How leftist is India?
Financial Express, 8 January 2010
Observers of India are generally struck by the extent to which Statist solutions dominate. Economic reforms are often orphans in the political landscape. We commonly see hostility towards globalisation, a discomfort with markets, and support for a big role for the State as the solution to a diverse array of problems. However, the limited evidence that is available on the views of the population on these questions reveals some important differences in approach.
In India, there is a certain left-wing bias in government policy, in the positions of an array of political parties, mainstream views in the media, and the thinking of intellectuals. The instinctive response in Indian public policy involves being focused on market failures and glossing over government failures. By international standards, India appears to be left of centre. To what extent does this reflect the beliefs of the mainstream citizenry?
The Pew Institute conducts surveys worldwide which can help us understand the variation in political perception of citizens across countries and across time. In India, they sample roughly 2000 people, which is enough to get a good estimate at the all-India level. Their measurement is likely to have an urban bias. [the data]
The first interesting area is support for the free market. Their question is:Please tell me whether you completely agree, mostly agree, mostly disagree or completely disagree with the following statements: Most people are better off in a free market economy, even though some people are rich and some are poor.
In India, 62% of those polled agreed in 2002. This number went up to 81% in 2009. In 2009, this was the biggest proportion (of support) across the G-20 countries.
On one hand, one wonders about how this question was translated into local languages and properly understood by respondents across the country. These difficulties would afflict all years. Even if there are some systematic problems in translation and comprehension, these cannot generate the rise in support from 2002 to 2009.
The second interesting area is support for globalisation. Their question is:What do you think about the growing trade and business ties between India and other countries - do you think it is a very good thing, somewhat good, somewhat bad or a very bad thing for our country?
It is interesting to note that this question is about globalisation more broadly, and not narrowly international trade. Here, support in India grew from 88% in 2002 to 96% in 2009. Once again, in 2009, support in India was the highest in the world.
Why is support for globalisation so strong in India, when compared with industrial countries? One dimension of this could be the sense that for India, there is only gain and no real down side to integrating with the world economy. In contrast, in rich countries, many people fear losing their jobs when facing competition with producers in India.
Another piece of evidence on these questions is found in the CMIE Consumer Pyramids data, where we get a measure of the fraction of voters who support Left parties. The overall number in the CMIE data stands at 5.4%, which is roughly consistent with the vote share seen in election data. Perhaps this is the hard-core constituency which opposes the market economy and opposes globalisation.
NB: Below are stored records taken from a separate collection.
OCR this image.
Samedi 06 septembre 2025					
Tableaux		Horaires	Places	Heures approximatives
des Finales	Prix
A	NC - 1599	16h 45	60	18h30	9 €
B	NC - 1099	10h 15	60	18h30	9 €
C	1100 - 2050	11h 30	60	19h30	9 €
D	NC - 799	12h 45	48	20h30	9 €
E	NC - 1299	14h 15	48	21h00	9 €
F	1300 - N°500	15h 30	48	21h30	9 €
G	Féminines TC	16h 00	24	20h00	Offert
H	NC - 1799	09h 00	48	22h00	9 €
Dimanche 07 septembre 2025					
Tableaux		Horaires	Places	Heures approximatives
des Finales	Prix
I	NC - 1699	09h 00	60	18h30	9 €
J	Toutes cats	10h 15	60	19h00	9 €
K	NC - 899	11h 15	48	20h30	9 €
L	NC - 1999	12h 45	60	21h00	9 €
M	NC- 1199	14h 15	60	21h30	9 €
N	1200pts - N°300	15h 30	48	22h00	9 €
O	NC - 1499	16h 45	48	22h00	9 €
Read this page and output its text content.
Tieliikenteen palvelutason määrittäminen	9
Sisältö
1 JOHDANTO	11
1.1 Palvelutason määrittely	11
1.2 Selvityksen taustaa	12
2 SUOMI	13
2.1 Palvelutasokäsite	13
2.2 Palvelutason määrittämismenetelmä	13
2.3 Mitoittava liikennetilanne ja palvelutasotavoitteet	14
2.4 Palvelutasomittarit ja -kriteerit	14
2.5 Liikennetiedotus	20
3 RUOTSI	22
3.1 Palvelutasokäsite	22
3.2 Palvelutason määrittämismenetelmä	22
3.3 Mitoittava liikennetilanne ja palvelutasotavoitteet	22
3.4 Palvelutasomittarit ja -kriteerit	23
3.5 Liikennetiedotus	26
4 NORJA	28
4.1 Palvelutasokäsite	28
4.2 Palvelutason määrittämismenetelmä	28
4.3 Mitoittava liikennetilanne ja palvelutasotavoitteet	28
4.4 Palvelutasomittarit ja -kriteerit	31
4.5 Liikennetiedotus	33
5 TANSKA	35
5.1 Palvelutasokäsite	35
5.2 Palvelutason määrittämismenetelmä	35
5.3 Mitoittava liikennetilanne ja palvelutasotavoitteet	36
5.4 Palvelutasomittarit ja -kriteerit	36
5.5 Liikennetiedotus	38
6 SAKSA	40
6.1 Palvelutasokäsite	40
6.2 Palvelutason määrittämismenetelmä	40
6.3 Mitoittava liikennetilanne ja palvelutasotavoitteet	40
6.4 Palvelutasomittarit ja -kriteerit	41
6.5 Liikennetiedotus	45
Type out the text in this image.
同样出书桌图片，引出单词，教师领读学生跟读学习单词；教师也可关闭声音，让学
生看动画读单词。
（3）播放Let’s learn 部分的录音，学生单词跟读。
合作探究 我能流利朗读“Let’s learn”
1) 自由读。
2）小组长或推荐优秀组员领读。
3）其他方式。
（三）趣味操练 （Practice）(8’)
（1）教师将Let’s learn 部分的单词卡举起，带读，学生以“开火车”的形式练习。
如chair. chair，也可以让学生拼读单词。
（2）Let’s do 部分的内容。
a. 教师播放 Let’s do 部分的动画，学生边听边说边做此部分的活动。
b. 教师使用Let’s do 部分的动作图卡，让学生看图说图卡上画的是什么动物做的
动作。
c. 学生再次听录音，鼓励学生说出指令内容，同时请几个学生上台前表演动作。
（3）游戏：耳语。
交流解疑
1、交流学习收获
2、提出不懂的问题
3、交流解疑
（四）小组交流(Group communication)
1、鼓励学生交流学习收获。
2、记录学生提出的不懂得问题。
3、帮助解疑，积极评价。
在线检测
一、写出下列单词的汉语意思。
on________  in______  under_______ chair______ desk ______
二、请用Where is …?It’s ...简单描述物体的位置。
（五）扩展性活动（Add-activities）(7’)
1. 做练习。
Urban Left support starts out at roughly 2% at age 20, and grows to 4% by age 40. India's median age is 26, and urbanisation is increasingly important. The opposition to market-oriented economics that is implied by support for Left parties is thus weakest in this most-important group (the young and urban). This might have induced a bias in the Pew Institute results, where sampling has an urban bias.
This age dimension might help us better understand the divergence between the broad sense that India is fairly dirigiste as opposed to survey evidence which suggests otherwise. Perhaps the leadership in ideas of government, political parties, media and intelligensia is disproportionately made up of older people. As an example, a person at the peak of his career at age 50 is a person born in 1960 with formative experiences in an India that is almost unrecognisably different from that found today. Another aspect lies in the growth experience: for a person born in 1980, the last 30 years have been a period where India has done relatively well and been more successful. This experience with success in the formative years may generate greater confidence.
Household surveys measure the situation with a random sample of the population, and half of India is below age 25. Hence, the picture as seen in household surveys is an unfiltered reflection of India as it is, giving greater importance to the views of the young. Perhaps there is a very different un-socialist India that is now rising up from below. If this is indeed the case, the positions of government, political parties, media and intellectuals could shift significantly to the right as the generational change takes place over the next ten to twenty years.